Lending isn’t quite as tight as it was after the recent economic downturn, but it’s still a delicate process. Many small- and medium-sized businesses find it difficult to obtain bank financing because they don’t know how to navigate the process. But, if you’re persistent enough, however, raising the necessary capital is still possible. At Blank Label, we were offered over $500,000 in debt financing.
To help you secure the financing you need, we’re going to share the four important lessons we learned about getting bank financing.
1. You might not need financing.
The most important step in the process is figuring out if you even need financing. Moreover, make sure debt financing is right for you. If you don’t have the cash-flow to support interest payments, but anticipate high future growth, equity financing might make more sense for you. At Blank Label, before we raised our debt, we first raised a $1 million equity round. Some reasonable things to take out a bank loan for include costs for new equipment, real estate, or expansion. Some things that you don’t necessarily want to take a loan out for would include canceling out losses, building out a leased office, or acquiring assets that aren’t essential to your business. For us, we were able to tell the bank a very clear use of proceeds, specifically that we wanted to use the money to open new stores and that the debt was just to cover the first six months before the stores would become profitable.
2. Know what the banks look for.
Your best chance at landing bank financing is by thinking like a bank. Since most banks’ revenue model is fairly comparable, that is, the interest rates are somewhat similar, it comes down to you proving to them that you won’t default. This means that they have to take a wide variety of risk factors into consideration. Here are some of the most important things that banks look for that you need to be aware of:
- Industry. How risky is your industry as a whole? If you’re in a risky industry, do you have a plan to overcome the obstacles that your competition cannot?
- Risk analysis. Are your financials sound? How many years have you been in business? Do you have any outstanding debts or liabilities?
- Business plan and model. Will you be able to overcome changes in the economy? Do you have a model that can sustain growth?
- Your personal equity. Are you risking any of your own capital for the business? If the business fails, will you be able to make good on the loan?
3. Prepare your pitch carefully.
Falling short in one of the above areas isn’t atypical for businesses pitching banks. In fact, it’s quite common. After all, if you’re in a great industry, have a perfect plan, and have plenty of business and personal capital, you may not need a loan in the first place.
Even the Small Business Administration, the federal agency that underwrites many of these loans, states your loan application is how you can overcome any shortcomings.
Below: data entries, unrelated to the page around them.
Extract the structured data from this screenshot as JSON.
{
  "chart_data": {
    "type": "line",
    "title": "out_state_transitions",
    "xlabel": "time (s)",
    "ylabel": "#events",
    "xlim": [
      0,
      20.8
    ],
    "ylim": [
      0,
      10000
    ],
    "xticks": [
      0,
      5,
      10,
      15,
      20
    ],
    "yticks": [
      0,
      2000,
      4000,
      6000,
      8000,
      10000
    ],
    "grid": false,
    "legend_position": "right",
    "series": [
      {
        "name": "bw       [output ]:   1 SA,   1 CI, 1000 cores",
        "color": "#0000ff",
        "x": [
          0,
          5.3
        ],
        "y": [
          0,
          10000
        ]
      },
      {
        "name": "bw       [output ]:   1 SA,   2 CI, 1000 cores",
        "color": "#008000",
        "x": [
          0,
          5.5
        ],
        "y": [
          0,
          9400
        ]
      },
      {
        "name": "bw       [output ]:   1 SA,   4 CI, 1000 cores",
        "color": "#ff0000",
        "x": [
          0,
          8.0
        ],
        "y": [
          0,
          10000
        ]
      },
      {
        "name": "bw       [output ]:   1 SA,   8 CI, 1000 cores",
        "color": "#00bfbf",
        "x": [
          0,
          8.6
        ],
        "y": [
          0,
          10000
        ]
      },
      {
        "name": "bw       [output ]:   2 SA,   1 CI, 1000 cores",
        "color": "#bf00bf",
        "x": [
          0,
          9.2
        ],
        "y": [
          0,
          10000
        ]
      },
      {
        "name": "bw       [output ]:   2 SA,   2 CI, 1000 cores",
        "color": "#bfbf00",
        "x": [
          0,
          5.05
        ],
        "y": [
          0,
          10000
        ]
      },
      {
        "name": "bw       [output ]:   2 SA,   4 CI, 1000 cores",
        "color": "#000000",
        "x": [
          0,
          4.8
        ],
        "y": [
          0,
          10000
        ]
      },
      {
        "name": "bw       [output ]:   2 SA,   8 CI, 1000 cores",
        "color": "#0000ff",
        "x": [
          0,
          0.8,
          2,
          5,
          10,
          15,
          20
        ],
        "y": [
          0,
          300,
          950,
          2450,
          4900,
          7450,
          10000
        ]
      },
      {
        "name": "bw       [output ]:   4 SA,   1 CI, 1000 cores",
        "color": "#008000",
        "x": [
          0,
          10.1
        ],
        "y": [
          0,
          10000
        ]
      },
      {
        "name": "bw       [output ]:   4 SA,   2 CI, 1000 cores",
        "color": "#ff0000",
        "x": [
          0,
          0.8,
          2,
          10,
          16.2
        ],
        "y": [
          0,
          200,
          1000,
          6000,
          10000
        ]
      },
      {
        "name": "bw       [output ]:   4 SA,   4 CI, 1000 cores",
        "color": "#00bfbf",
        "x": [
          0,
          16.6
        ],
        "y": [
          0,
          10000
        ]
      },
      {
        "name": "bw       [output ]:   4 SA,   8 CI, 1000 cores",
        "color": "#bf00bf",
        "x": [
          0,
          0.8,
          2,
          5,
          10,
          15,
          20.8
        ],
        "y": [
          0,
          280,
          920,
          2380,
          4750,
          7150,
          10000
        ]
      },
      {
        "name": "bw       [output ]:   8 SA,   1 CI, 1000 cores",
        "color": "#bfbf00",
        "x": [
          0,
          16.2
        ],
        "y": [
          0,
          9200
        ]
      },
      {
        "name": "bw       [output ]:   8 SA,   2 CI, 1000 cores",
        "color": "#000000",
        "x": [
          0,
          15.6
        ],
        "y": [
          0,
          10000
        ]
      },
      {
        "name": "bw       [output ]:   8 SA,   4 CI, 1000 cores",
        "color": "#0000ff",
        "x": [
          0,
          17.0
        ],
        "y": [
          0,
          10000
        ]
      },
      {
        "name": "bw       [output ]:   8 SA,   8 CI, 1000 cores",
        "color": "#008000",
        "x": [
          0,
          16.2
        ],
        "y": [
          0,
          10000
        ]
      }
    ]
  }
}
It includes a complete business plan, your company’s financial information, and at least three years of your business and personal tax returns. Spend as much time as possible on your business plan. Go over it carefully, making sure that your strategy and analysis makes sense. If your application has any shortcomings, take the time to address them thoroughly.
4. Consider your alternatives.
Landing financing is exciting, but it’s not time to celebrate. Instead, send the application to other banks. There’s a good chance you’ll be able to negotiate even more favorable terms with another lender.
Even if you get declined by all the banks you apply to, it isn’t the end of the road. There are online lenders and private investors. You just have to be careful as they will likely ask for higher interest rates due to the higher risk, and again you just want to make sure that you will have the cash flows to support it.
Securing financing can be difficult, but following this advice gives you your best chance possible. Taking the time to prepare sets yourself apart from the competition and makes you seem like the kind of business banks want to lend their money to.